Last night I fired up an old computer, looking for a file I hoped to recover.
Yes, learn from my mistakes: never trust just one back-up!
So, I did manage to recover an old mystery dinner party. I was able to dust it off, add a couple of extra characters, jiggle it around a little and send it off to a friend of mine for her birthday party.
Then my eye was caught by an old blog I had written for Moodscope. It was published on Wednesday 28th January 2015: As the Daffodils Fade. I opened it and began to read.
In it I talk, as so often, about my feelings of futility and difficulties in setting goals when I can never achieve them. I talked of three very specific goals I hoped to achieve by Easter 2015.
I wanted to:
• Lose 20lb of the 35lb I needed to lose to get to a healthy weight.
• Finish (start) my second novel.
• Book a flight to see my dear friend who had moved to the Georgia, USA, five years previously.
I don't think I achieved any of these by Easter 2015. I am sure I felt a failure and totally inadequate – as I so often do. I probably didn't hit them by Easter 2016.
But, as I read those words last night, I realised something.
It's now October 2018, and I have:
• Lost 25lbs: I am only 10lbs away from the top of my healthy weight range.
• Finished that second novel and am halfway through the third.
• Just come back from visiting my friend for the second time. The first time was Georgia; this time, Washington DC.

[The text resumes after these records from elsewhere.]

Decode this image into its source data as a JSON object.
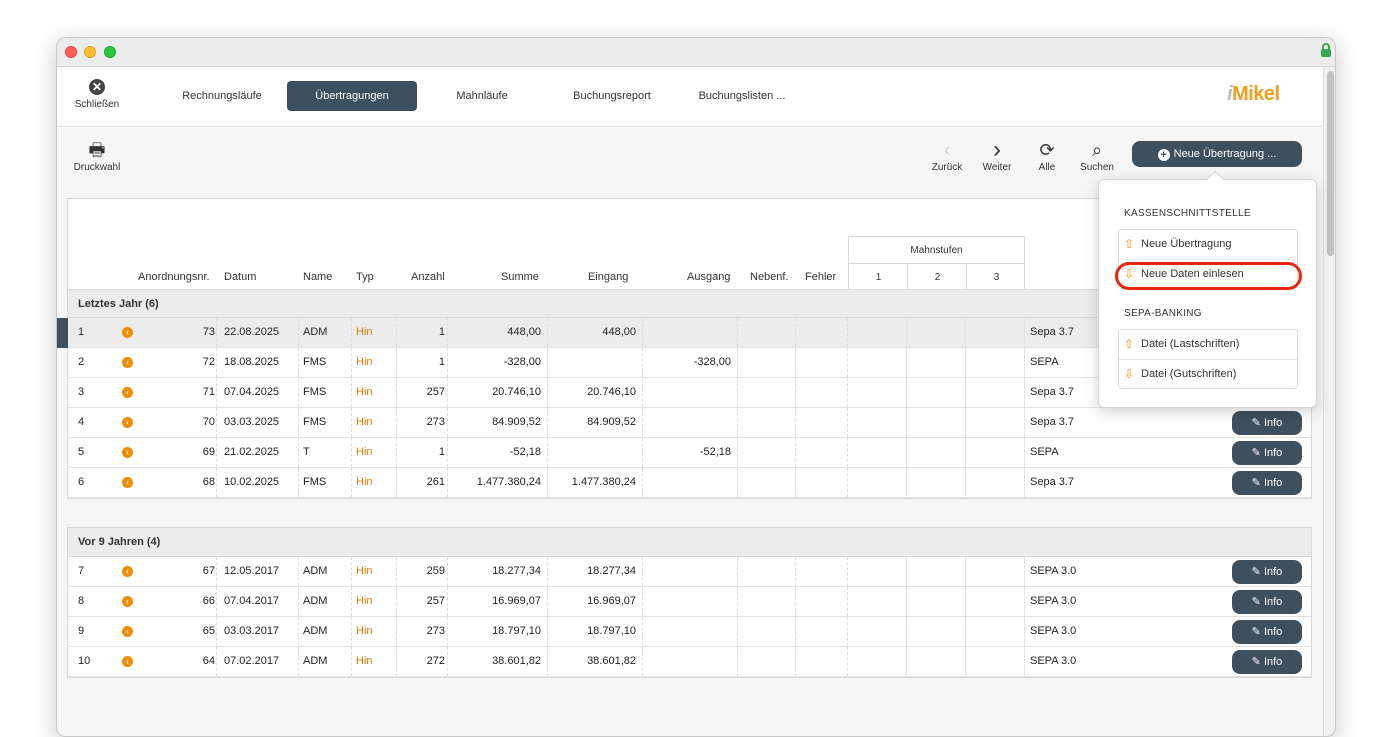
{
  "window": {
    "close_label": "Schließen",
    "tabs": [
      {
        "label": "Rechnungsläufe"
      },
      {
        "label": "Übertragungen"
      },
      {
        "label": "Mahnläufe"
      },
      {
        "label": "Buchungsreport"
      },
      {
        "label": "Buchungslisten ..."
      }
    ],
    "logo": {
      "prefix": "i",
      "text": "Mikel"
    }
  },
  "toolbar": {
    "print_label": "Druckwahl",
    "back_label": "Zurück",
    "next_label": "Weiter",
    "all_label": "Alle",
    "search_label": "Suchen",
    "new_label": "Neue Übertragung ..."
  },
  "table": {
    "headers": {
      "anordnung": "Anordnungsnr.",
      "datum": "Datum",
      "name": "Name",
      "typ": "Typ",
      "anzahl": "Anzahl",
      "summe": "Summe",
      "eingang": "Eingang",
      "ausgang": "Ausgang",
      "nebenf": "Nebenf.",
      "fehler": "Fehler",
      "mahnstufen": "Mahnstufen",
      "m1": "1",
      "m2": "2",
      "m3": "3"
    },
    "info_label": "Info",
    "groups": [
      {
        "title": "Letztes Jahr (6)",
        "rows": [
          {
            "n": "1",
            "nr": "73",
            "datum": "22.08.2025",
            "name": "ADM",
            "typ": "Hin",
            "anzahl": "1",
            "summe": "448,00",
            "eingang": "448,00",
            "ausgang": "",
            "format": "Sepa 3.7"
          },
          {
            "n": "2",
            "nr": "72",
            "datum": "18.08.2025",
            "name": "FMS",
            "typ": "Hin",
            "anzahl": "1",
            "summe": "-328,00",
            "eingang": "",
            "ausgang": "-328,00",
            "format": "SEPA"
          },
          {
            "n": "3",
            "nr": "71",
            "datum": "07.04.2025",
            "name": "FMS",
            "typ": "Hin",
            "anzahl": "257",
            "summe": "20.746,10",
            "eingang": "20.746,10",
            "ausgang": "",
            "format": "Sepa 3.7"
          },
          {
            "n": "4",
            "nr": "70",
            "datum": "03.03.2025",
            "name": "FMS",
            "typ": "Hin",
            "anzahl": "273",
            "summe": "84.909,52",
            "eingang": "84.909,52",
            "ausgang": "",
            "format": "Sepa 3.7"
          },
          {
            "n": "5",
            "nr": "69",
            "datum": "21.02.2025",
            "name": "T",
            "typ": "Hin",
            "anzahl": "1",
            "summe": "-52,18",
            "eingang": "",
            "ausgang": "-52,18",
            "format": "SEPA"
          },
          {
            "n": "6",
            "nr": "68",
            "datum": "10.02.2025",
            "name": "FMS",
            "typ": "Hin",
            "anzahl": "261",
            "summe": "1.477.380,24",
            "eingang": "1.477.380,24",
            "ausgang": "",
            "format": "Sepa 3.7"
          }
        ]
      },
      {
        "title": "Vor 9 Jahren (4)",
        "rows": [
          {
            "n": "7",
            "nr": "67",
            "datum": "12.05.2017",
            "name": "ADM",
            "typ": "Hin",
            "anzahl": "259",
            "summe": "18.277,34",
            "eingang": "18.277,34",
            "ausgang": "",
            "format": "SEPA 3.0"
          },
          {
            "n": "8",
            "nr": "66",
            "datum": "07.04.2017",
            "name": "ADM",
            "typ": "Hin",
            "anzahl": "257",
            "summe": "16.969,07",
            "eingang": "16.969,07",
            "ausgang": "",
            "format": "SEPA 3.0"
          },
          {
            "n": "9",
            "nr": "65",
            "datum": "03.03.2017",
            "name": "ADM",
            "typ": "Hin",
            "anzahl": "273",
            "summe": "18.797,10",
            "eingang": "18.797,10",
            "ausgang": "",
            "format": "SEPA 3.0"
          },
          {
            "n": "10",
            "nr": "64",
            "datum": "07.02.2017",
            "name": "ADM",
            "typ": "Hin",
            "anzahl": "272",
            "summe": "38.601,82",
            "eingang": "38.601,82",
            "ausgang": "",
            "format": "SEPA 3.0"
          }
        ]
      }
    ]
  },
  "dropdown": {
    "section1": "KASSENSCHNITTSTELLE",
    "items1": [
      {
        "label": "Neue Übertragung"
      },
      {
        "label": "Neue Daten einlesen"
      }
    ],
    "section2": "SEPA-BANKING",
    "items2": [
      {
        "label": "Datei (Lastschriften)"
      },
      {
        "label": "Datei (Gutschriften)"
      }
    ]
  },
  "colors": {
    "accent": "#3e4f5e",
    "orange": "#f08c00",
    "highlight": "#e8260e"
  }
}
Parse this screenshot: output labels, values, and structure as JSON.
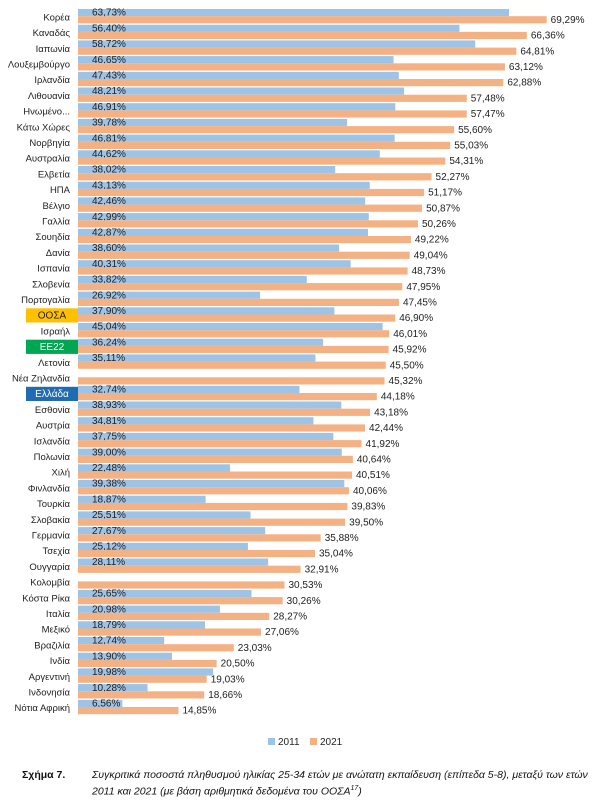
{
  "chart_data": {
    "type": "bar",
    "orientation": "horizontal",
    "categories": [
      "Κορέα",
      "Καναδάς",
      "Ιαπωνία",
      "Λουξεμβούργο",
      "Ιρλανδία",
      "Λιθουανία",
      "Ηνωμένο...",
      "Κάτω Χώρες",
      "Νορβηγία",
      "Αυστραλία",
      "Ελβετία",
      "ΗΠΑ",
      "Βέλγιο",
      "Γαλλία",
      "Σουηδία",
      "Δανία",
      "Ισπανία",
      "Σλοβενία",
      "Πορτογαλία",
      "ΟΟΣΑ",
      "Ισραήλ",
      "ΕΕ22",
      "Λετονία",
      "Νέα Ζηλανδία",
      "Ελλάδα",
      "Εσθονία",
      "Αυστρία",
      "Ισλανδία",
      "Πολωνία",
      "Χιλή",
      "Φινλανδία",
      "Τουρκία",
      "Σλοβακία",
      "Γερμανία",
      "Τσεχία",
      "Ουγγαρία",
      "Κολομβία",
      "Κόστα Ρίκα",
      "Ιταλία",
      "Μεξικό",
      "Βραζιλία",
      "Ινδία",
      "Αργεντινή",
      "Ινδονησία",
      "Νότια Αφρική"
    ],
    "series": [
      {
        "name": "2011",
        "color": "#9dc3e6",
        "values": [
          63.73,
          56.4,
          58.72,
          46.65,
          47.43,
          48.21,
          46.91,
          39.78,
          46.81,
          44.62,
          38.02,
          43.13,
          42.46,
          42.99,
          42.87,
          38.6,
          40.31,
          33.82,
          26.92,
          37.9,
          45.04,
          36.24,
          35.11,
          null,
          32.74,
          38.93,
          34.81,
          37.75,
          39.0,
          22.48,
          39.38,
          18.87,
          25.51,
          27.67,
          25.12,
          28.11,
          null,
          25.65,
          20.98,
          18.79,
          12.74,
          13.9,
          19.98,
          10.28,
          6.56
        ],
        "labels": [
          "63,73%",
          "56,40%",
          "58,72%",
          "46,65%",
          "47,43%",
          "48,21%",
          "46,91%",
          "39,78%",
          "46,81%",
          "44,62%",
          "38,02%",
          "43,13%",
          "42,46%",
          "42,99%",
          "42,87%",
          "38,60%",
          "40,31%",
          "33,82%",
          "26,92%",
          "37,90%",
          "45,04%",
          "36,24%",
          "35,11%",
          "",
          "32,74%",
          "38,93%",
          "34,81%",
          "37,75%",
          "39,00%",
          "22,48%",
          "39,38%",
          "18,87%",
          "25,51%",
          "27,67%",
          "25,12%",
          "28,11%",
          "",
          "25,65%",
          "20,98%",
          "18,79%",
          "12,74%",
          "13,90%",
          "19,98%",
          "10,28%",
          "6,56%"
        ]
      },
      {
        "name": "2021",
        "color": "#f4b183",
        "values": [
          69.29,
          66.36,
          64.81,
          63.12,
          62.88,
          57.48,
          57.47,
          55.6,
          55.03,
          54.31,
          52.27,
          51.17,
          50.87,
          50.26,
          49.22,
          49.04,
          48.73,
          47.95,
          47.45,
          46.9,
          46.01,
          45.92,
          45.5,
          45.32,
          44.18,
          43.18,
          42.44,
          41.92,
          40.64,
          40.51,
          40.06,
          39.83,
          39.5,
          35.88,
          35.04,
          32.91,
          30.53,
          30.26,
          28.27,
          27.06,
          23.03,
          20.5,
          19.03,
          18.66,
          14.85
        ],
        "labels": [
          "69,29%",
          "66,36%",
          "64,81%",
          "63,12%",
          "62,88%",
          "57,48%",
          "57,47%",
          "55,60%",
          "55,03%",
          "54,31%",
          "52,27%",
          "51,17%",
          "50,87%",
          "50,26%",
          "49,22%",
          "49,04%",
          "48,73%",
          "47,95%",
          "47,45%",
          "46,90%",
          "46,01%",
          "45,92%",
          "45,50%",
          "45,32%",
          "44,18%",
          "43,18%",
          "42,44%",
          "41,92%",
          "40,64%",
          "40,51%",
          "40,06%",
          "39,83%",
          "39,50%",
          "35,88%",
          "35,04%",
          "32,91%",
          "30,53%",
          "30,26%",
          "28,27%",
          "27,06%",
          "23,03%",
          "20,50%",
          "19,03%",
          "18,66%",
          "14,85%"
        ]
      }
    ],
    "highlights": [
      {
        "category": "ΟΟΣΑ",
        "bg": "#ffc000",
        "fg": "#222222"
      },
      {
        "category": "ΕΕ22",
        "bg": "#00a651",
        "fg": "#ffffff"
      },
      {
        "category": "Ελλάδα",
        "bg": "#1f6cb0",
        "fg": "#ffffff"
      }
    ],
    "xlim": [
      0,
      72
    ],
    "legend": "bottom",
    "legend_labels": [
      "2011",
      "2021"
    ]
  },
  "caption": {
    "number": "Σχήμα 7.",
    "text": "Συγκριτικά ποσοστά πληθυσμού ηλικίας 25-34 ετών με ανώτατη εκπαίδευση (επίπεδα 5-8), μεταξύ των ετών 2011 και 2021 (με βάση αριθμητικά δεδομένα του ΟΟΣΑ",
    "footnote_ref": "17",
    "text_end": ")"
  }
}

So, I didn't get these things done by April 2015 – it took three and a half years longer; and I am grateful to have been given those extra three and a half years – but I did them.
There is power in writing down goals and putting them out there, so others can see what you intend.

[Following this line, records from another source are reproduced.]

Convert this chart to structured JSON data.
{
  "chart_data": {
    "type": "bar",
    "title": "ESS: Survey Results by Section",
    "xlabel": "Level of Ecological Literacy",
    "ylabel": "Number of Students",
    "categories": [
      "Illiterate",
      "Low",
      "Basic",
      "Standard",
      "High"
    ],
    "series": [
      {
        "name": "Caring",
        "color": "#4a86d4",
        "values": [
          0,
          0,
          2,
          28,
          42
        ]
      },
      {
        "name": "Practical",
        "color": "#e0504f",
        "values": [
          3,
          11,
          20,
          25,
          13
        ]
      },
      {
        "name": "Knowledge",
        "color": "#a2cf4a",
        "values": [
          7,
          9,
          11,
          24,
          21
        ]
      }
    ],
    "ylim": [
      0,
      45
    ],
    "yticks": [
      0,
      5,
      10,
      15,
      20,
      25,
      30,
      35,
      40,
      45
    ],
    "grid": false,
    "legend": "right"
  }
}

My team leader is number one in my company. She attributes her success to a number of things, but one of them is setting goals - she wanted to be the best, and now she is.

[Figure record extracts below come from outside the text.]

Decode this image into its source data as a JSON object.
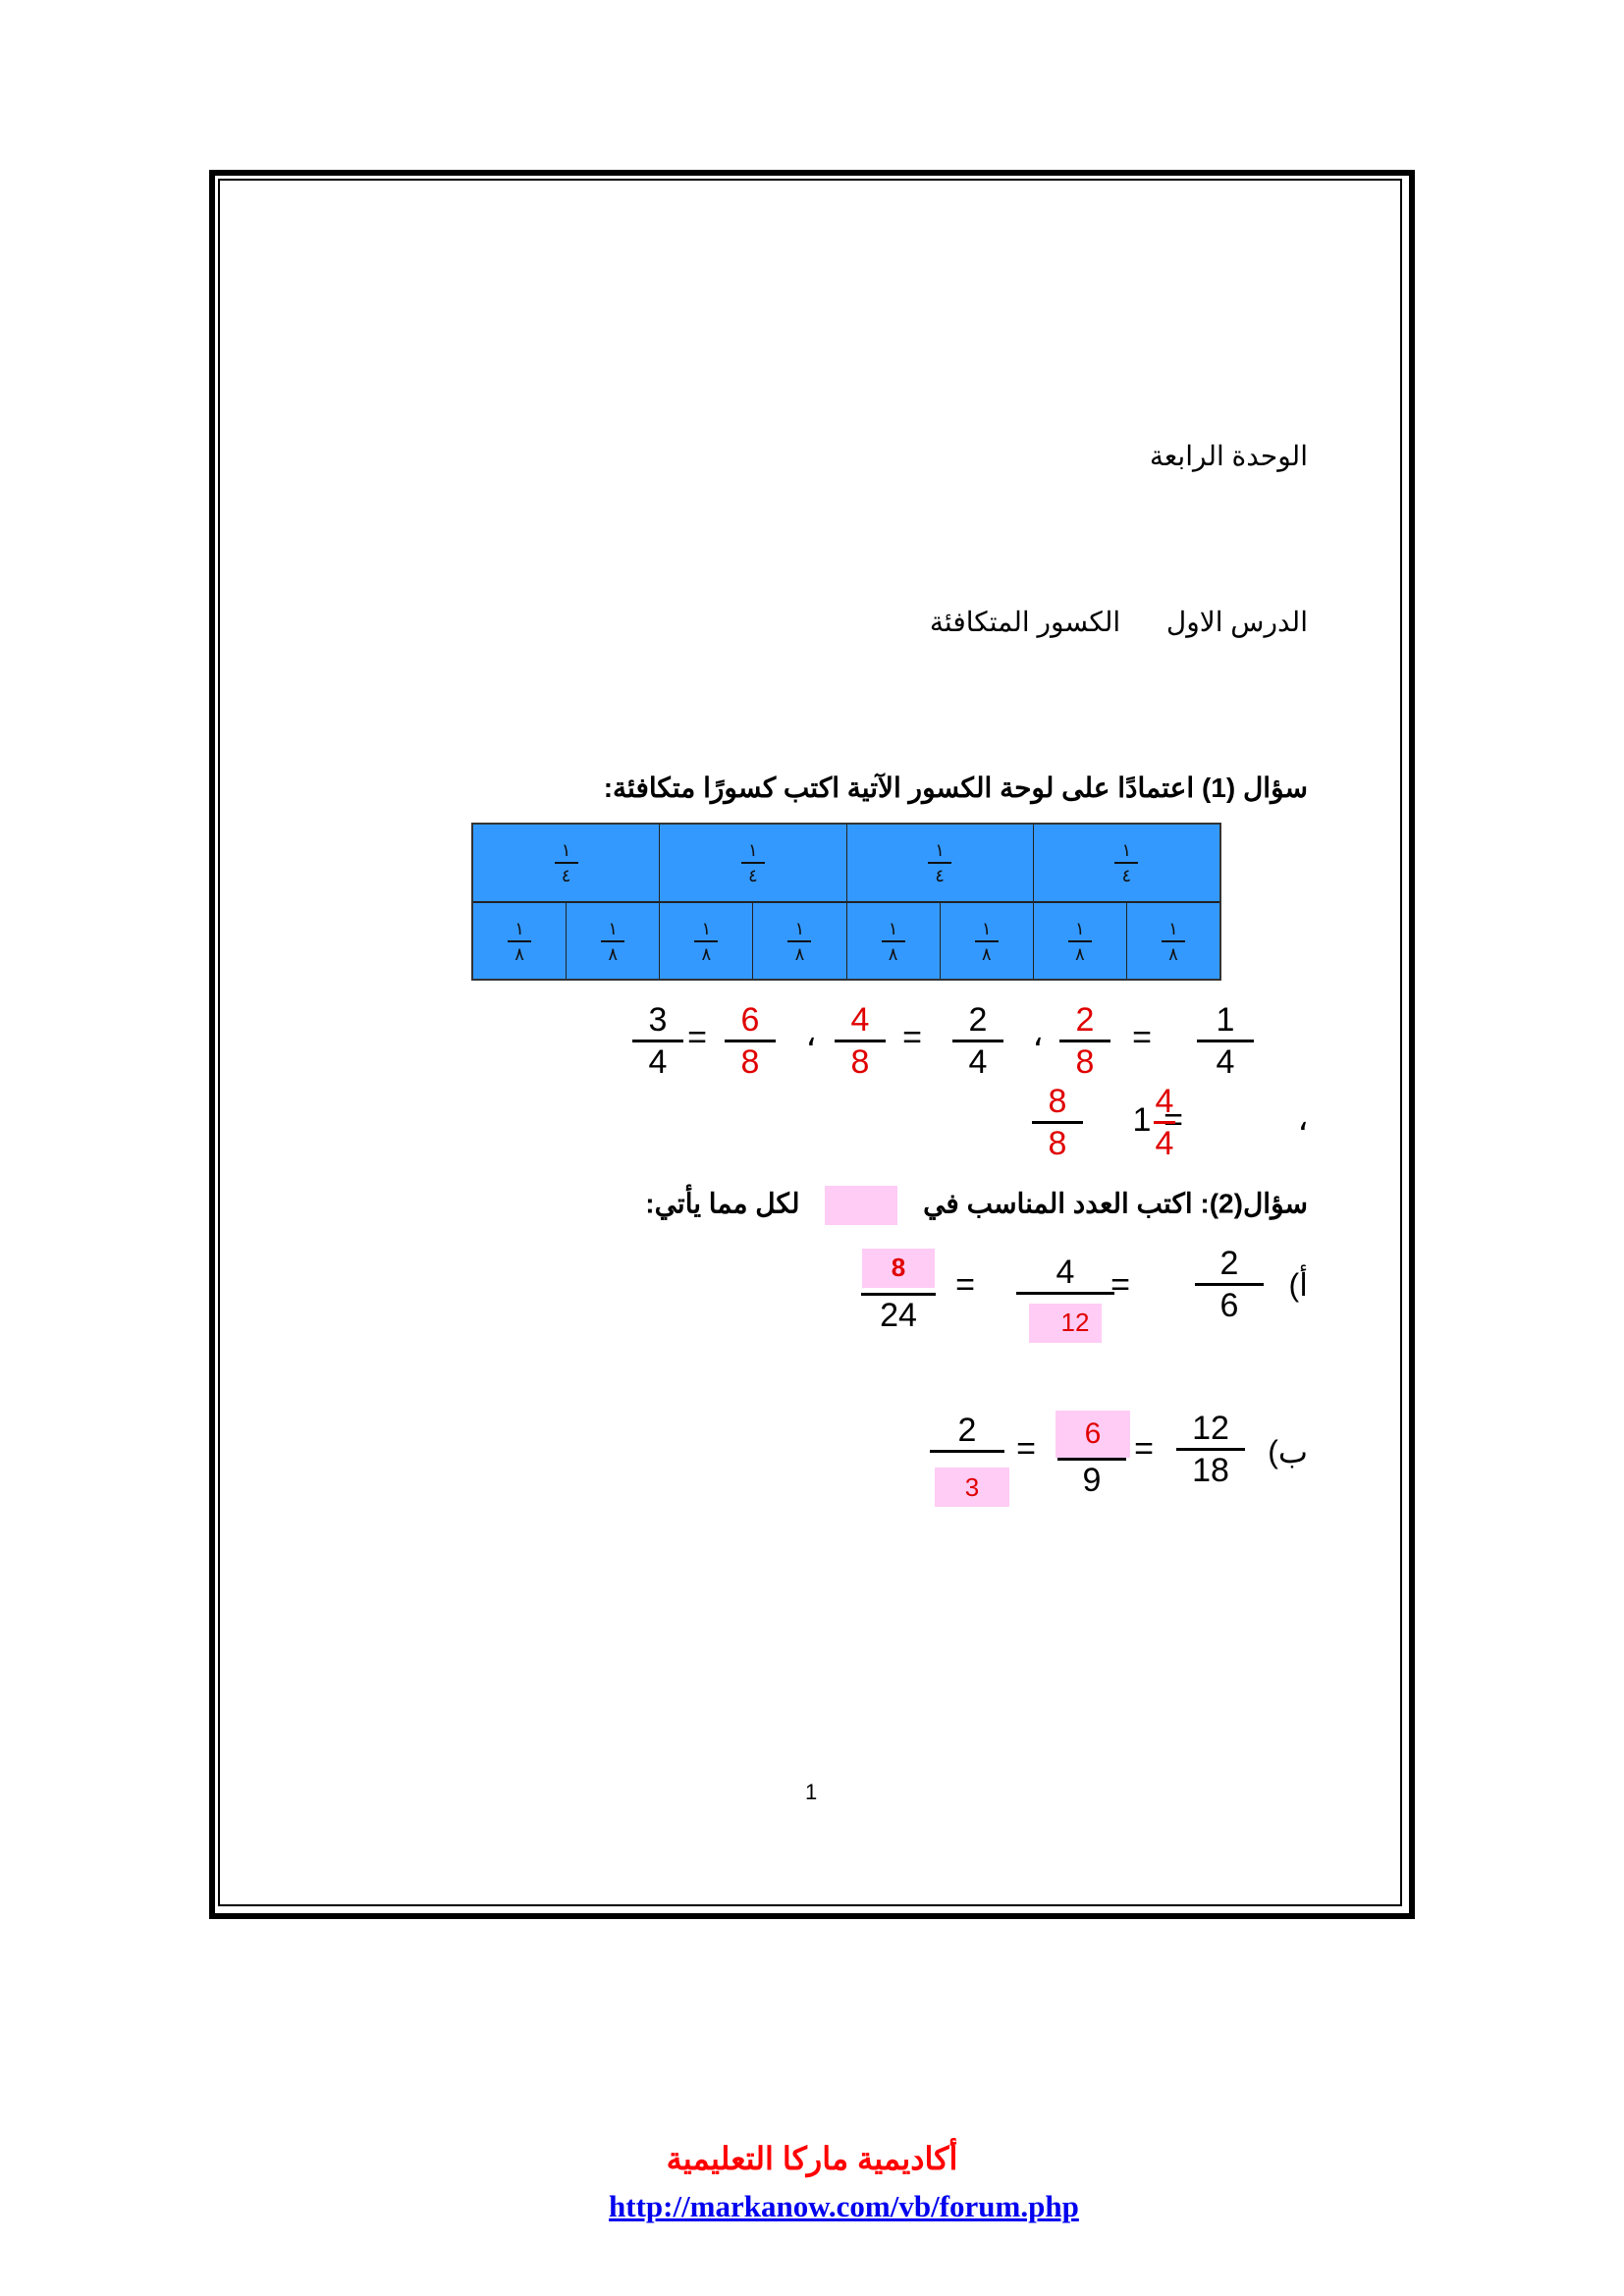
{
  "unit_title": "الوحدة الرابعة",
  "lesson": {
    "label": "الدرس الاول",
    "title": "الكسور المتكافئة"
  },
  "q1": {
    "label": "سؤال (1)",
    "text": "اعتمادًا على لوحة الكسور الآتية اكتب كسورًا متكافئة:",
    "board": {
      "quarter": {
        "num": "١",
        "den": "٤"
      },
      "eighth": {
        "num": "١",
        "den": "٨"
      },
      "color": "#3399ff"
    },
    "line1": [
      {
        "given": {
          "num": "1",
          "den": "4"
        },
        "answer": {
          "num": "2",
          "den": "8"
        }
      },
      {
        "given": {
          "num": "2",
          "den": "4"
        },
        "answer": {
          "num": "4",
          "den": "8"
        }
      },
      {
        "given": {
          "num": "3",
          "den": "4"
        },
        "answer": {
          "num": "6",
          "den": "8"
        }
      }
    ],
    "line2": {
      "given": "1",
      "answer1": {
        "num": "4",
        "den": "4"
      },
      "answer2": {
        "num": "8",
        "den": "8"
      }
    },
    "separator": "،",
    "equals": "="
  },
  "q2": {
    "label": "سؤال(2):",
    "text_before": "اكتب العدد المناسب في",
    "text_after": "لكل مما يأتي:",
    "a": {
      "label": "أ)",
      "f1": {
        "num": "2",
        "den": "6"
      },
      "f2": {
        "num": "4",
        "den": "12"
      },
      "f3": {
        "num": "8",
        "den": "24"
      }
    },
    "b": {
      "label": "ب)",
      "f1": {
        "num": "12",
        "den": "18"
      },
      "f2": {
        "num": "6",
        "den": "9"
      },
      "f3": {
        "num": "2",
        "den": "3"
      }
    },
    "answer_color": "#e00000",
    "box_color": "#ffccf5"
  },
  "page_number": "1",
  "footer": {
    "academy": "أكاديمية ماركا التعليمية",
    "link": "http://markanow.com/vb/forum.php"
  }
}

She shared the "secrets of her success" with us at the recent company conference. But it was that she sets goals which struck me - let's be honest, every "successful" person says they set goals – it was her next words.
"It doesn't matter if you fail!" she said, passion in her voice. "What matters is that you're nearer to the goal than you would have been if you hadn't set in the first place!"
She's right.
So, I have some new goals. I may not reach them in the time-frame I want. But – I will get there.
And you will too. What do you want to do?
For me: I want to get to that healthy weight, finish the series of five novels and - Australia, here I come!